Some things never change
I recall during OIF/OIF the endless container wars. Logisticians sent containers into Iraq loaded, and often the empty ones never came back out. After 30 days, the carriers started levying detention charges, and with the number of the containers on the loose it added up fast.
Logisticians were tearing their hair out, and the budget folks were bouncing off walls. The media even got involved: every few years a story would hit the front page of USA Today, bemoaning the waste.
The case of the disappearing containers wasn’t that much of a mystery. Load ‘em up with dirt, and containers made great berms. Set them down in a Forward Operating base, and they became mini-warehouses. Surround them with sandbags, and they became guard posts. Cut a couple of windows, put in a door and hook up a generator and the container became a hooch.
Heck, I lived in one.
Turns out that there was a similar problem in the fall of 1944 in Europe.
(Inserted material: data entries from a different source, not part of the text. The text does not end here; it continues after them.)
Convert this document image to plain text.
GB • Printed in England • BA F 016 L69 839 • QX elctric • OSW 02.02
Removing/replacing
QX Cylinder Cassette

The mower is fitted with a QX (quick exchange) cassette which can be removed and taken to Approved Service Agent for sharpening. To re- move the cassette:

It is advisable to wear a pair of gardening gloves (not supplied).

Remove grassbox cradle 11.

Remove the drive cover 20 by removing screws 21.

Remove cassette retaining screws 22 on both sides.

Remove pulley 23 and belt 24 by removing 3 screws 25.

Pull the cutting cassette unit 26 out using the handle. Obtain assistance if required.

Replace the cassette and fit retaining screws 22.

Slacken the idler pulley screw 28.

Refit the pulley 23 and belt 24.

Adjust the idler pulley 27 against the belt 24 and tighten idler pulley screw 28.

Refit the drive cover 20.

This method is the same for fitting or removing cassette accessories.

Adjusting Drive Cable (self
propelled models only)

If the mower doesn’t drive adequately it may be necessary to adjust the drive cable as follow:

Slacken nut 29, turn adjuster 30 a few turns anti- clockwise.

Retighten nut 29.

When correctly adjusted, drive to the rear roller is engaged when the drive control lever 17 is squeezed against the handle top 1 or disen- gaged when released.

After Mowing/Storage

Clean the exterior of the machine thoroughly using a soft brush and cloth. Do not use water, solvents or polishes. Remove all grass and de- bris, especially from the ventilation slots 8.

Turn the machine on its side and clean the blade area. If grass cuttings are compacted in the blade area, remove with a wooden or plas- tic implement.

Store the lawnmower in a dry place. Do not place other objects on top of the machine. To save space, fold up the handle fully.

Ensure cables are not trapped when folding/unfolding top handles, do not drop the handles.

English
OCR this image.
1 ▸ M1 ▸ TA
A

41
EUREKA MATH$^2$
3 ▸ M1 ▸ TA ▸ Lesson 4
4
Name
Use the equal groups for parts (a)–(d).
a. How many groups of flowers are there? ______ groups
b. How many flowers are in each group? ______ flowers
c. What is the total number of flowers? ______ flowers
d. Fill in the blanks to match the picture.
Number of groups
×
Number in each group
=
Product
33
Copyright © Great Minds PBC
The Allies had a terrible problem with port capacity before Antwerp opened, and cargo ships were stacking up at the ports. Since they couldn’t fully unload them, SHAEF started using them as floating warehouses, just unloaded what they needed.
Eventually, hundreds or cargo ships were bouncing at anchor of the coast of France, while stateside they were screaming for the return of those same cargo ships. Think the OIF/OEF container problem on a grand scale.
Finally, SHAEF was handed an ultimatum: send back ships, or the US would stop sending supplies. It took the involvement of General Eisenhower to break the logjam, and ships started weighing anchor and heading west. The threat was taken so seriously by Eisenhower that some of the returning ships still had cargo on board.
Evidently coordinating the left hand and the right hand has long been a problem in the land of military logistics. Some things never change.